Transfer compartilhado: o padrão. Empresas como Transvip e Licancabur Transfer operam vans saindo do aeroporto de Calama com horários ajustados aos voos. Preço: 8.000 a 15.000 pesos chilenos por pessoa (cerca de R$ 50 a R$ 90 em mai/2026). A van deixa você no endereço da hospedagem em San Pedro. Reserve com antecedência pelo site das empresas — chegar e procurar na hora é arriscado, principalmente em voos noturnos.

Transfer privado: opção para quem viaja em grupo ou chega em horário sem van compartilhada. Custa entre 35.000 e 60.000 pesos chilenos o veículo (R$ 200 a R$ 350), com capacidade para 3 a 4 pessoas e bagagem.

Aluguel de carro: retire no próprio aeroporto se for explorar a região por conta própria. Para quem só vai ficar em San Pedro e fazer passeios com agência, o carro é mais custo que benefício — o estacionamento na vila é limitado e quase tudo no centro é a pé.

Ônibus público: a Turbus opera uma linha Calama–San Pedro, mas a rodoviária de Calama fica a 10 km do aeroporto, e você precisa pegar táxi até lá. Só compensa se o transfer estiver esgotado.

A solitary refuge amidst the vast Atacama Plateau with mountains in the background and clear skies.
O platô do Atacama começa a surgir ainda durante o trecho de van entre Calama e San Pedro.Foto: DANIEL GOMEZ / Pexels

Documentação necessária para brasileiros

O contexto aqui é simples: brasileiros não precisam de visto para entrar no Chile como turistas, por até 90 dias. Mas atenção a um detalhe: o passaporte ou RG precisa estar em boas condições, sem rasgos ou plastificação solta. RG com mais de 10 anos pode ser questionado em alguns postos de fronteira.

Entrada por via aérea (Santiago ou Calama): apresente passaporte ou RG na imigração. Você recebe um carimbo de entrada — guarde esse papel, ele é pedido na saída do país.

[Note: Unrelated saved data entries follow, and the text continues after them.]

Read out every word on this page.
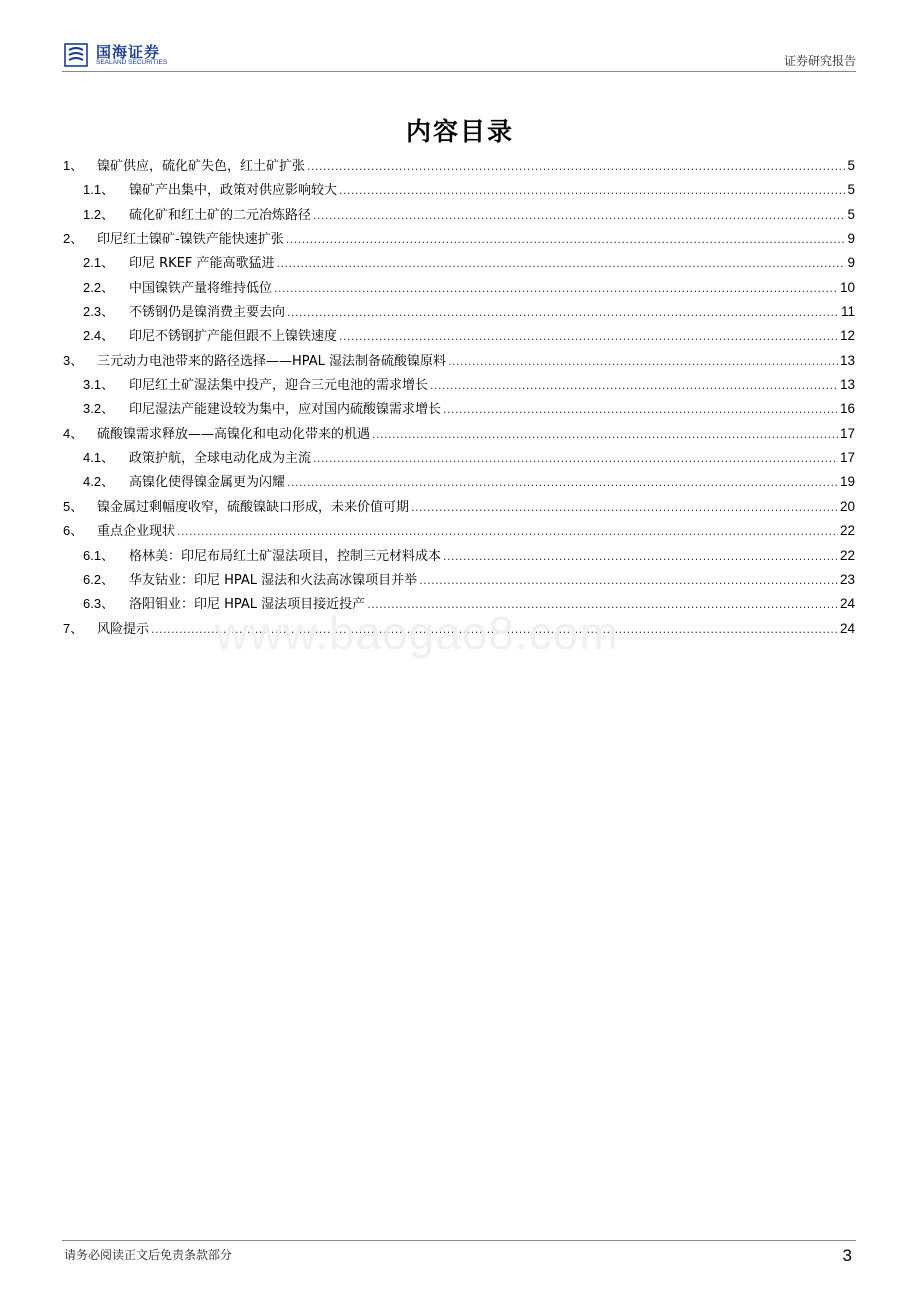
国海证券
SEALAND SECURITIES	证券研究报告
内容目录
1、	镍矿供应，硫化矿失色，红土矿扩张 .....	5
1.1、	镍矿产出集中，政策对供应影响较大 .....	5
1.2、	硫化矿和红土矿的二元冶炼路径 .....	5
2、	印尼红土镍矿-镍铁产能快速扩张 .....	9
2.1、	印尼 RKEF 产能高歌猛进 .....	9
2.2、	中国镍铁产量将维持低位 .....	10
2.3、	不锈钢仍是镍消费主要去向 .....	11
2.4、	印尼不锈钢扩产能但跟不上镍铁速度 .....	12
3、	三元动力电池带来的路径选择——HPAL 湿法制备硫酸镍原料 .....	13
3.1、	印尼红土矿湿法集中投产，迎合三元电池的需求增长 .....	13
3.2、	印尼湿法产能建设较为集中，应对国内硫酸镍需求增长 .....	16
4、	硫酸镍需求释放——高镍化和电动化带来的机遇 .....	17
4.1、	政策护航，全球电动化成为主流 .....	17
4.2、	高镍化使得镍金属更为闪耀 .....	19
5、	镍金属过剩幅度收窄，硫酸镍缺口形成，未来价值可期 .....	20
6、	重点企业现状 .....	22
6.1、	格林美：印尼布局红土矿湿法项目，控制三元材料成本 .....	22
6.2、	华友钴业：印尼 HPAL 湿法和火法高冰镍项目并举 .....	23
6.3、	洛阳钼业：印尼 HPAL 湿法项目接近投产 .....	24
7、	风险提示 .....	24
www.baogao8.com
请务必阅读正文后免责条款部分	3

Entrada por terra (Paso de Jama, desde Salta): o procedimento é o mesmo, mas a fronteira é mais demorada. Tenha à mão comprovante de hospedagem em San Pedro e algum comprovante de retorno ao Brasil (passagem aérea ou rodoviária).

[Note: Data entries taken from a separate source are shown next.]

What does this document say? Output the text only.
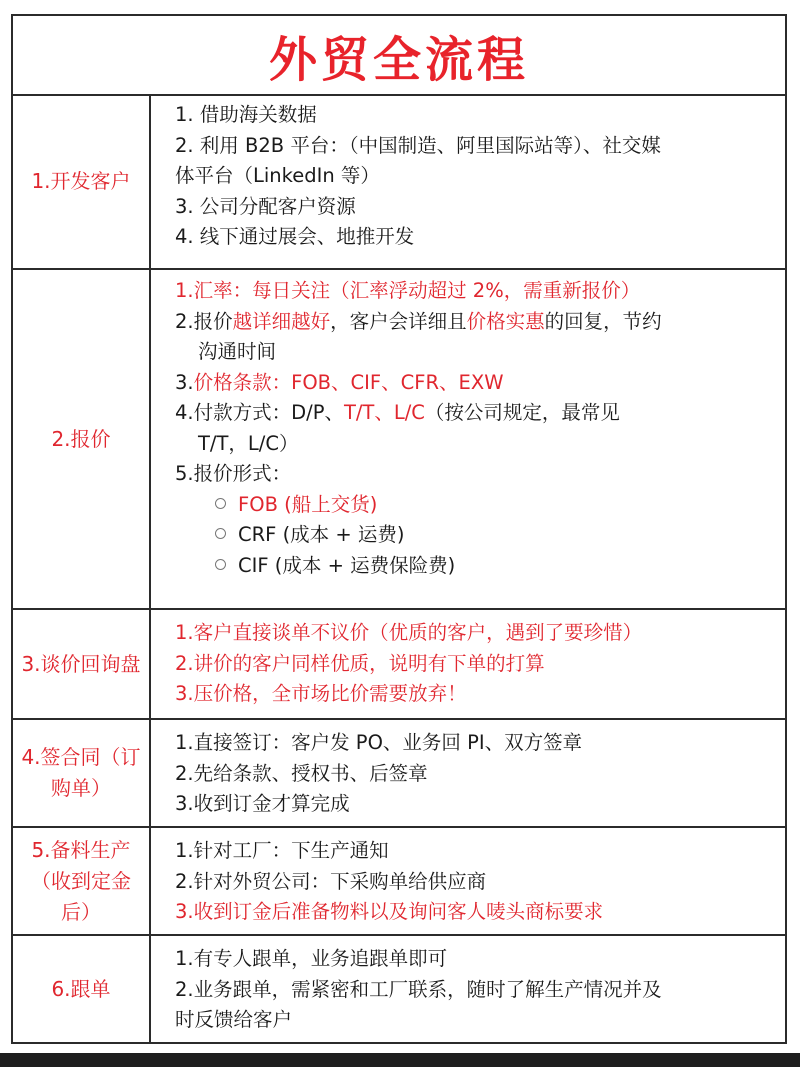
外贸全流程
1.开发客户
1. 借助海关数据
2. 利用 B2B 平台：（中国制造、阿里国际站等）、社交媒
体平台（LinkedIn 等）
3. 公司分配客户资源
4. 线下通过展会、地推开发
2.报价
1.汇率：每日关注（汇率浮动超过 2%，需重新报价）
2.报价越详细越好，客户会详细且价格实惠的回复，节约
沟通时间
3.价格条款：FOB、CIF、CFR、EXW
4.付款方式：D/P、T/T、L/C（按公司规定，最常见
T/T，L/C）
5.报价形式：
FOB (船上交货)
CRF (成本 + 运费)
CIF (成本 + 运费保险费)
3.谈价回询盘
1.客户直接谈单不议价（优质的客户，遇到了要珍惜）
2.讲价的客户同样优质，说明有下单的打算
3.压价格，全市场比价需要放弃！
4.签合同（订购单）
1.直接签订：客户发 PO、业务回 PI、双方签章
2.先给条款、授权书、后签章
3.收到订金才算完成
5.备料生产（收到定金后）
1.针对工厂：下生产通知
2.针对外贸公司：下采购单给供应商
3.收到订金后准备物料以及询问客人唛头商标要求
6.跟单
1.有专人跟单，业务追跟单即可
2.业务跟单，需紧密和工厂联系，随时了解生产情况并及
时反馈给客户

Entrada por terra (desde Bolívia, via Hito Cajón): os tours de Uyuni cuidam do trâmite, mas você precisa apresentar passaporte e, em alguns casos, comprovante de vacina contra febre amarela emitido há mais de 10 dias. Vale checar com a agência antes de embarcar.

Seguro viagem: não é exigido na entrada, mas é altamente recomendável. As atividades em San Pedro envolvem altitude, e atendimento médico em Calama (o hospital de referência) não é coberto pelo SUS chileno para estrangeiros sem seguro.

Antes de fechar a viagem, vale conferir todos os artigos sobre a cidade para alinhar transporte com hospedagem e passeios — ou explorar mais destinos no Chile se ainda estiver montando o roteiro maior.

Perguntas frequentes

Existe voo direto do Brasil para San Pedro de Atacama?

Não. San Pedro não tem aeroporto próprio. O caminho mais comum é voar até Santiago e fazer conexão para Calama (CJC), cidade a 100 km de San Pedro. Porta a porta, o trajeto leva entre 10 e 16 horas dependendo do tempo de escala.

Quanto custa a passagem do Brasil para San Pedro de Atacama?

O trecho completo ida e volta custa entre R$ 2.800 e R$ 5.200, conforme preços observados em mai/2026. Comprar os trechos Brasil–Santiago e Santiago–Calama em bilhetes separados pode economizar R$ 400 a R$ 800, desde que você deixe pelo menos 3 horas de escala em Santiago.

Vale a pena ir de ônibus desde Salta ou fazer o tour de Uyuni?

Vale se você já estiver na Argentina ou Bolívia. O ônibus desde Salta leva 10 a 12 horas, custa R$ 200 a R$ 350 e tem 3 a 4 saídas por semana. A travessia desde Uyuni é feita como tour de 3 dias pelo Salar, com custo entre R$ 350 e R$ 450 por pessoa.

Como ir do aeroporto de Calama até San Pedro de Atacama?

O transfer compartilhado é o padrão: vans saem do aeroporto com horários ajustados aos voos e custam entre 8.000 e 15.000 pesos chilenos por pessoa (cerca de R$ 50 a R$ 90 em mai/2026). Reserve com antecedência pelo site das operadoras — chegar e procurar na hora é arriscado, especialmente em voos noturnos.

Brasileiro precisa de visto para entrar no Chile por San Pedro de Atacama?

Não. Brasileiros entram no Chile como turistas por até 90 dias apresentando apenas passaporte ou RG em bom estado. Na fronteira terrestre do Paso de Jama, tenha também comprovante de hospedagem e passagem de retorno. Quem vem da Bolívia pode precisar apresentar comprovante de vacina contra febre amarela.